Lanreotide in the Treatment of Small Bowel Motility Disorders
Study Details
Study Description
Brief Summary
This is a human research study looking at the effectiveness of Lanreotide (study medication) in treating small bowel motility disorders. It is similar to a natural hormone somatostatin that is produced in the body in the stomach, duodenum, pancreas and brain. Somatostatin is a growth hormone-inhibiting hormone. Lanreotide is a man made hormone and is a long acting medication that is given once a month. It is marketed with a trade name "Somatuline Depot". It is given deep subcutaneously (deep within the layers of the skin) in the superior external quadrant of the buttock. Injection site will be alternated on subsequent injections.

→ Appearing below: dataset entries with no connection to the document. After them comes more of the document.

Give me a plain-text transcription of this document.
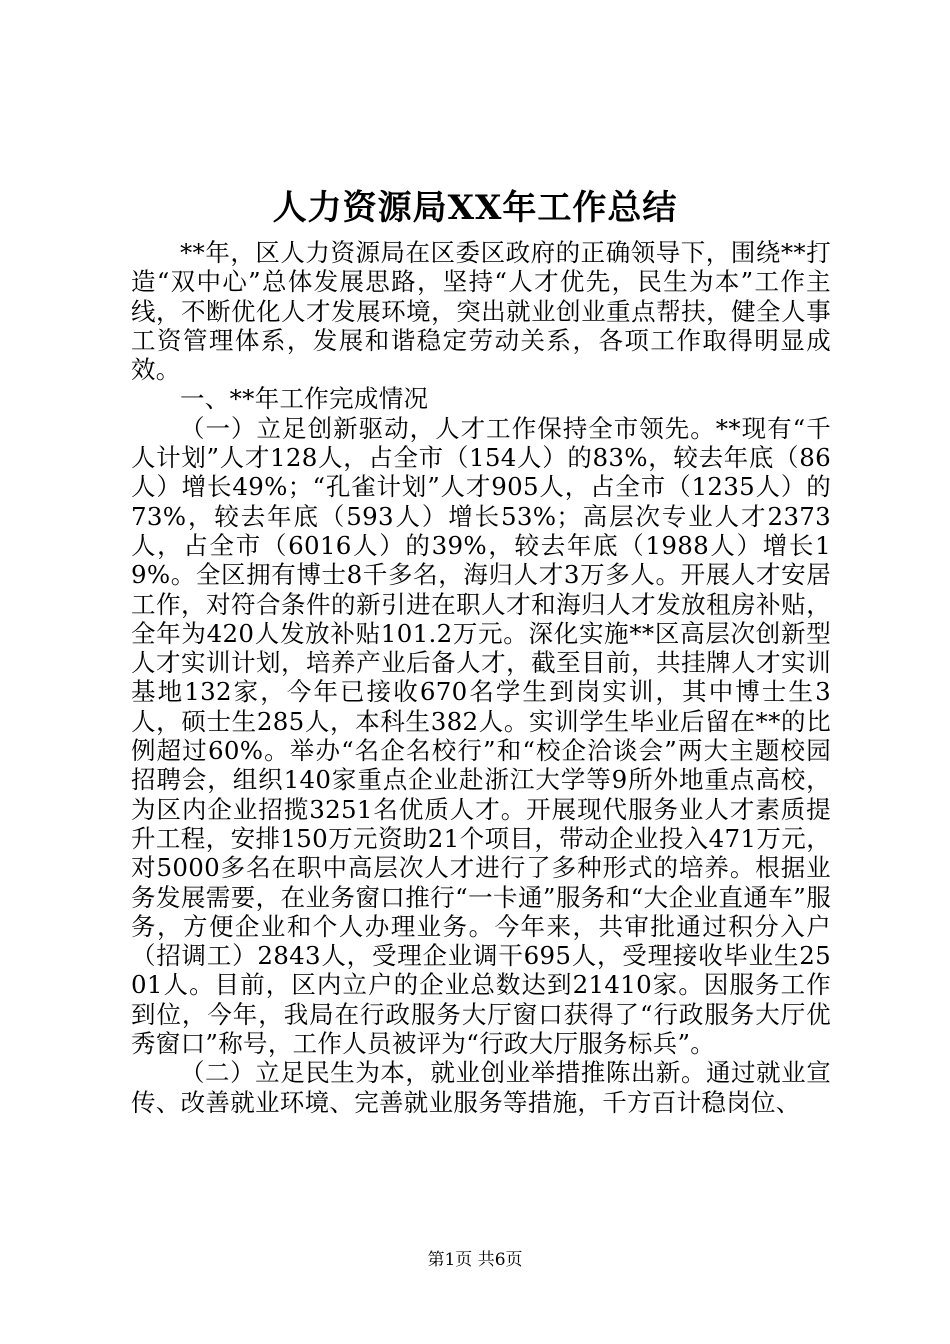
人力资源局XX年工作总结

**年，区人力资源局在区委区政府的正确领导下，围绕**打造“双中心”总体发展思路，坚持“人才优先，民生为本”工作主线，不断优化人才发展环境，突出就业创业重点帮扶，健全人事工资管理体系，发展和谐稳定劳动关系，各项工作取得明显成效。

一、**年工作完成情况

（一）立足创新驱动，人才工作保持全市领先。**现有“千人计划”人才128人，占全市（154人）的83%，较去年底（86人）增长49%；“孔雀计划”人才905人，占全市（1235人）的73%，较去年底（593人）增长53%；高层次专业人才2373人，占全市（6016人）的39%，较去年底（1988人）增长19%。全区拥有博士8千多名，海归人才3万多人。开展人才安居工作，对符合条件的新引进在职人才和海归人才发放租房补贴，全年为420人发放补贴101.2万元。深化实施**区高层次创新型人才实训计划，培养产业后备人才，截至目前，共挂牌人才实训基地132家，今年已接收670名学生到岗实训，其中博士生3人，硕士生285人，本科生382人。实训学生毕业后留在**的比例超过60%。举办“名企名校行”和“校企洽谈会”两大主题校园招聘会，组织140家重点企业赴浙江大学等9所外地重点高校，为区内企业招揽3251名优质人才。开展现代服务业人才素质提升工程，安排150万元资助21个项目，带动企业投入471万元，对5000多名在职中高层次人才进行了多种形式的培养。根据业务发展需要，在业务窗口推行“一卡通”服务和“大企业直通车”服务，方便企业和个人办理业务。今年来，共审批通过积分入户（招调工）2843人，受理企业调干695人，受理接收毕业生2501人。目前，区内立户的企业总数达到21410家。因服务工作到位，今年，我局在行政服务大厅窗口获得了“行政服务大厅优秀窗口”称号，工作人员被评为“行政大厅服务标兵”。

（二）立足民生为本，就业创业举措推陈出新。通过就业宣传、改善就业环境、完善就业服务等措施，千方百计稳岗位、

第1页 共6页
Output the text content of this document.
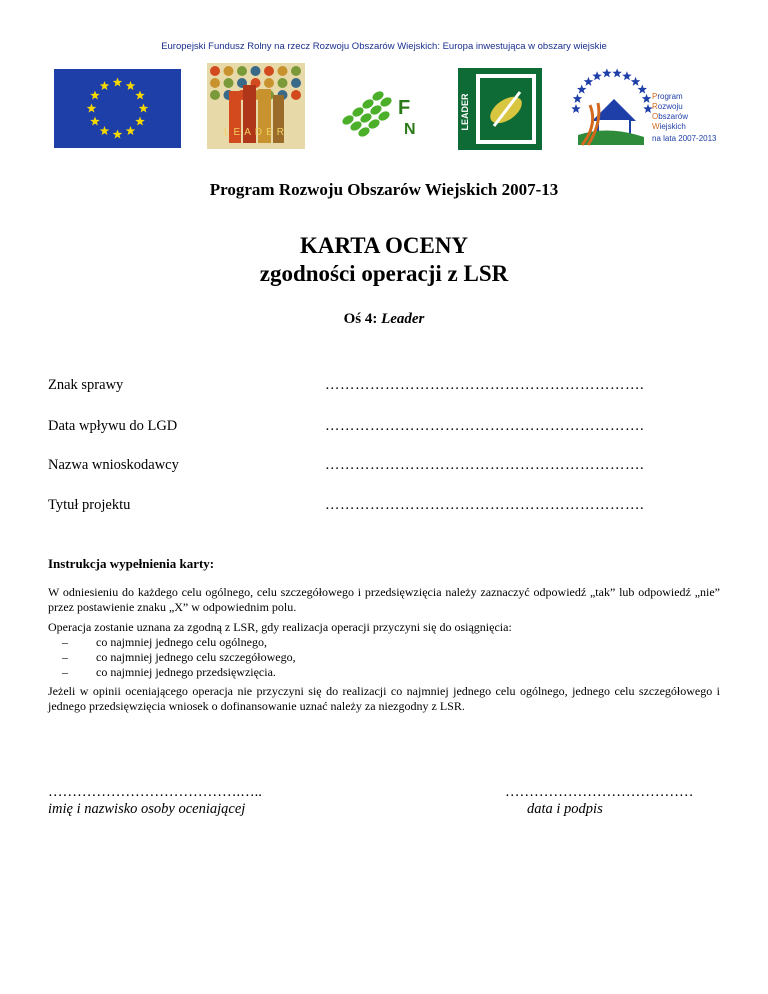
Europejski Fundusz Rolny na rzecz Rozwoju Obszarów Wiejskich: Europa inwestująca w obszary wiejskie
LEADER
F
N	LEADER	Program
Rozwoju
Obszarów
Wiejskich
na lata 2007-2013
Program Rozwoju Obszarów Wiejskich 2007-13
KARTA OCENY
zgodności operacji z LSR
Oś 4: Leader
Znak sprawy	……………………………………………………….
Data wpływu do LGD	……………………………………………………….
Nazwa wnioskodawcy	……………………………………………………….
Tytuł projektu	……………………………………………………….
Instrukcja wypełnienia karty:
W odniesieniu do każdego celu ogólnego, celu szczegółowego i przedsięwzięcia należy zaznaczyć odpowiedź „tak” lub odpowiedź „nie” przez postawienie znaku „X” w odpowiednim polu.
Operacja zostanie uznana za zgodną z LSR, gdy realizacja operacji przyczyni się do osiągnięcia:
– co najmniej jednego celu ogólnego,
– co najmniej jednego celu szczegółowego,
– co najmniej jednego przedsięwzięcia.
Jeżeli w opinii oceniającego operacja nie przyczyni się do realizacji co najmniej jednego celu ogólnego, jednego celu szczegółowego i jednego przedsięwzięcia wniosek o dofinansowanie uznać należy za niezgodny z LSR.
………………………………….…..
imię i nazwisko osoby oceniającej
…………………………………
data i podpis
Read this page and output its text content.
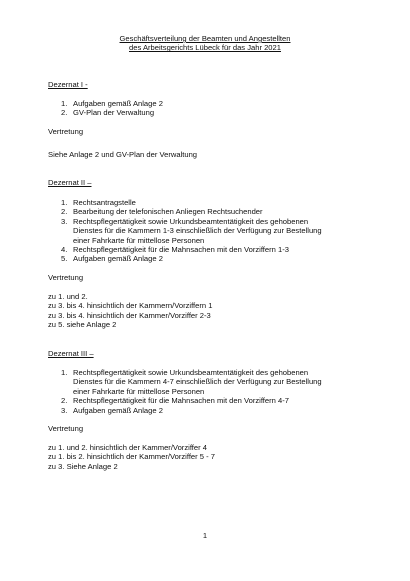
Geschäftsverteilung der Beamten und Angestellten
des Arbeitsgerichts Lübeck für das Jahr 2021
Dezernat I -
1. Aufgaben gemäß Anlage 2
2. GV-Plan der Verwaltung
Vertretung
Siehe Anlage 2 und GV-Plan der Verwaltung
Dezernat II –
1. Rechtsantragstelle
2. Bearbeitung der telefonischen Anliegen Rechtsuchender
3. Rechtspflegertätigkeit sowie Urkundsbeamtentätigkeit des gehobenen
Dienstes für die Kammern 1-3 einschließlich der Verfügung zur Bestellung
einer Fahrkarte für mittellose Personen
4. Rechtspflegertätigkeit für die Mahnsachen mit den Vorziffern 1-3
5. Aufgaben gemäß Anlage 2
Vertretung
zu 1. und 2.
zu 3. bis 4. hinsichtlich der Kammern/Vorziffern 1
zu 3. bis 4. hinsichtlich der Kammer/Vorziffer 2-3
zu 5. siehe Anlage 2
Dezernat III –
1. Rechtspflegertätigkeit sowie Urkundsbeamtentätigkeit des gehobenen
Dienstes für die Kammern 4-7 einschließlich der Verfügung zur Bestellung
einer Fahrkarte für mittellose Personen
2. Rechtspflegertätigkeit für die Mahnsachen mit den Vorziffern 4-7
3. Aufgaben gemäß Anlage 2
Vertretung
zu 1. und 2. hinsichtlich der Kammer/Vorziffer 4
zu 1. bis 2. hinsichtlich der Kammer/Vorziffer 5 - 7
zu 3. Siehe Anlage 2
1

Condition or Disease | Intervention/Treatment | Phase |
---|---|---|
Phase 2 |
Detailed Description
The investigators hypothesize that in patients with small bowel motility disorders, Lanreotide helps in alleviating the symptoms. Lanreotide is an FDA approved medication for management of acromegaly and neuroendocrine tumors, but has never been used for treating small bowel motility disorders. However, Octreotide which is similar to Lanreotide but is a short acting synthetic somatostatin has been used in few research studies.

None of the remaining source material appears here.